Age-dependent modulation of NF-κB expression in rat adrenal gland

Abstract

The current studies were initiated to examine the expression and regulation of an oxidative stress-responsive transcription factor, NF-κB, in rat adrenals during aging. NF-κB DNA-binding activity and expression of constituent proteins (Rel family of proteins and IκBs) was measured in adrenal nuclear and cytoplasmic extracts from young mature (5 month) and old (24 month) Sprague–Dawley rats before and after treatment with LPS; the latter was used to further invoke oxidative stress. Administration of LPS to either young or old rats induced a dramatic activation of NF-κB DNA binding activity as assayed by EMSA. NF-κB hetero-dimers, RelA/NF-κB1 (p65/p50) accounted for the majority of proteins that bound to consensus NF-κB sequences in LPS-treated young and old animals. The intensity of DNA binding complexes was significantly reduced in old animals.

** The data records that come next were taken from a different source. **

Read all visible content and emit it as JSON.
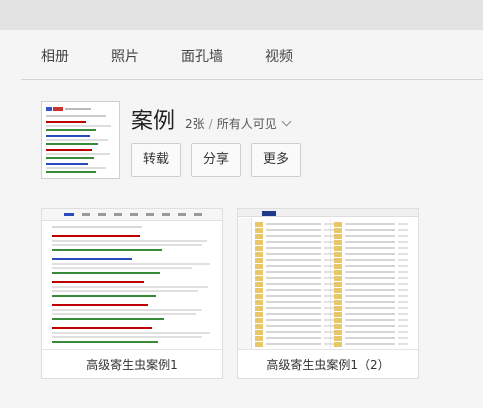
{
  "tabs": [
    "相册",
    "照片",
    "面孔墙",
    "视频"
  ],
  "album": {
    "title": "案例",
    "count": "2张",
    "separator": "/",
    "visibility": "所有人可见"
  },
  "actions": {
    "repost": "转载",
    "share": "分享",
    "more": "更多"
  },
  "photos": [
    {
      "caption": "高级寄生虫案例1"
    },
    {
      "caption": "高级寄生虫案例1（2）"
    }
  ],
  "colors": {
    "topbar": "#e3e3e3",
    "link_red": "#c00000",
    "snippet_green": "#3a8a3a",
    "link_blue": "#2a4bbf",
    "folder": "#e8c66a"
  }
}
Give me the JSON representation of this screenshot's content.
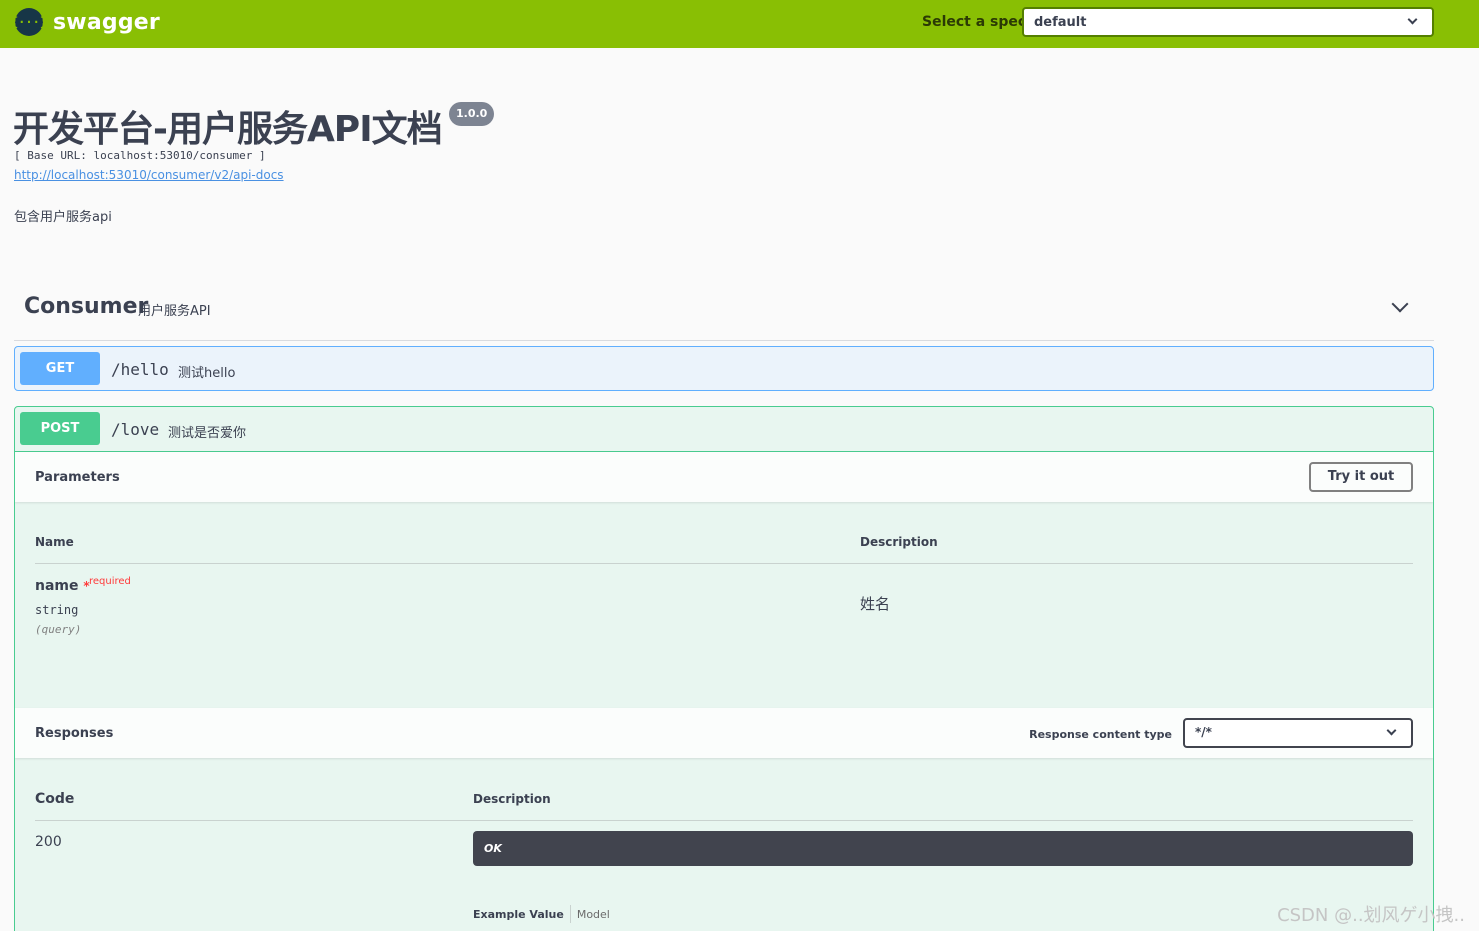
{
  "topbar": {
    "logo_text": "swagger",
    "logo_icon": "{···}",
    "spec_label": "Select a spec",
    "spec_value": "default"
  },
  "info": {
    "title": "开发平台-用户服务API文档",
    "version": "1.0.0",
    "base_url": "[ Base URL: localhost:53010/consumer ]",
    "doc_link": "http://localhost:53010/consumer/v2/api-docs",
    "description": "包含用户服务api"
  },
  "tag": {
    "name": "Consumer",
    "description": "用户服务API"
  },
  "operations": [
    {
      "method": "GET",
      "path": "/hello",
      "summary": "测试hello"
    },
    {
      "method": "POST",
      "path": "/love",
      "summary": "测试是否爱你"
    }
  ],
  "parameters": {
    "header": "Parameters",
    "try_button": "Try it out",
    "col_name": "Name",
    "col_description": "Description",
    "items": [
      {
        "name": "name",
        "star": "*",
        "required": "required",
        "type": "string",
        "in": "(query)",
        "description": "姓名"
      }
    ]
  },
  "responses": {
    "header": "Responses",
    "content_type_label": "Response content type",
    "content_type_value": "*/*",
    "col_code": "Code",
    "col_description": "Description",
    "items": [
      {
        "code": "200",
        "description": "OK"
      }
    ],
    "tab_example": "Example Value",
    "tab_model": "Model"
  },
  "watermark": "CSDN @..划风ゲ小拽..",
  "colors": {
    "topbar": "#89bf04",
    "get": "#61affe",
    "post": "#49cc90",
    "required": "#ff3a3a"
  }
}
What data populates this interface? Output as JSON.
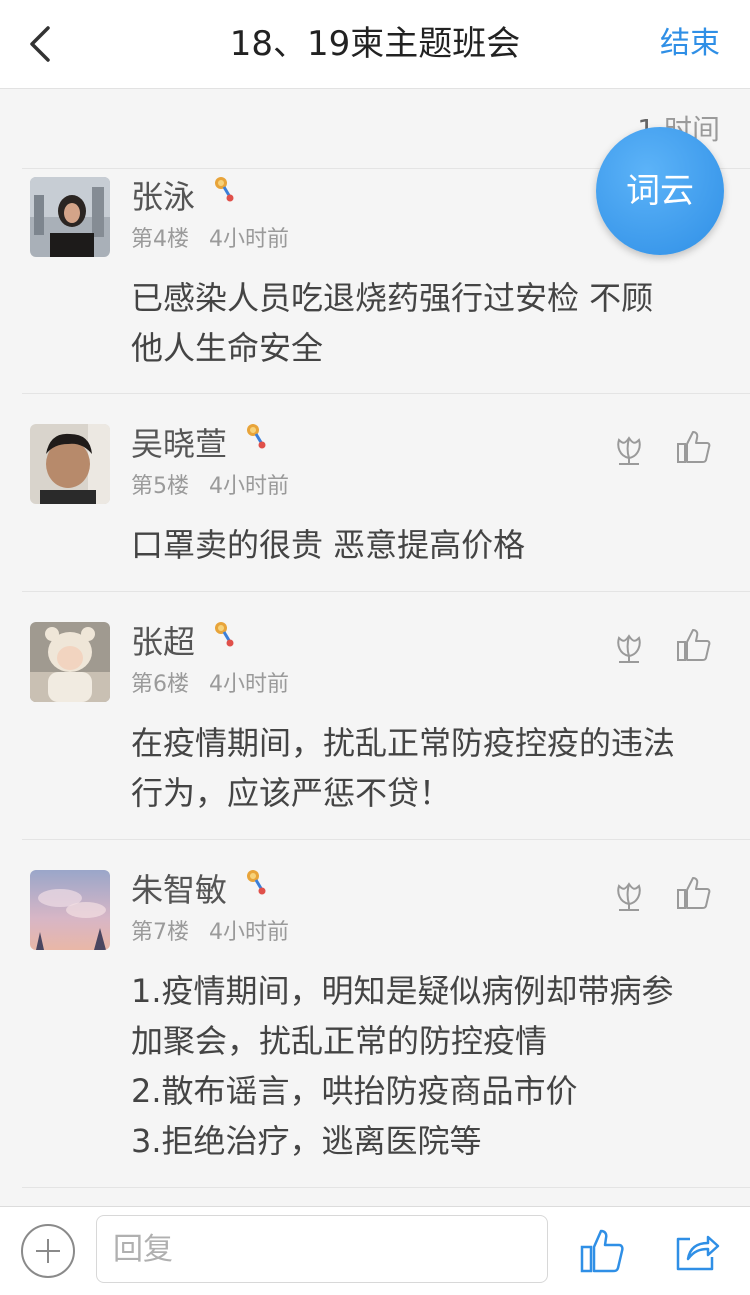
{
  "header": {
    "title": "18、19柬主题班会",
    "end_label": "结束"
  },
  "filter": {
    "first": "1",
    "second": "时间"
  },
  "wordcloud_button": "词云",
  "posts": [
    {
      "name": "张泳",
      "floor": "第4楼",
      "time": "4小时前",
      "content": "已感染人员吃退烧药强行过安检  不顾\n他人生命安全"
    },
    {
      "name": "吴晓萱",
      "floor": "第5楼",
      "time": "4小时前",
      "content": "口罩卖的很贵 恶意提高价格"
    },
    {
      "name": "张超",
      "floor": "第6楼",
      "time": "4小时前",
      "content": "在疫情期间，扰乱正常防疫控疫的违法\n行为，应该严惩不贷！"
    },
    {
      "name": "朱智敏",
      "floor": "第7楼",
      "time": "4小时前",
      "content": "1.疫情期间，明知是疑似病例却带病参\n加聚会，扰乱正常的防控疫情\n2.散布谣言，哄抬防疫商品市价\n3.拒绝治疗，逃离医院等"
    }
  ],
  "bottom": {
    "reply_placeholder": "回复"
  },
  "icons": {
    "back": "chevron-left-icon",
    "medal": "medal-icon",
    "flower": "flower-icon",
    "like": "thumbs-up-icon",
    "plus": "plus-circle-icon",
    "share": "share-icon"
  },
  "colors": {
    "accent": "#2f8fe6",
    "background": "#f5f5f5",
    "text": "#444444",
    "meta": "#9a9a9a"
  }
}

The age-related decline in the activation of NF-κB could not be attributed to an alteration in the composition of constituent subunits or degradation of NF-κB inhibitory proteins (IκBα and IκBβ) but rather was due to selective down-regulation of RelA/p65 and NF-κB2/p52 proteins. No age-related or LPS-induced changes in the constitutively active transcription factors SP-1 and OCT-1 were detected. These data suggest that aberrancies in the activation of NF-κB DNA-binding activity may contribute to the excessive oxidative damage observed in adrenal tissue with aging and may adversely affect cellular processes crucial for intracellular cholesterol transport and steroid hormone production.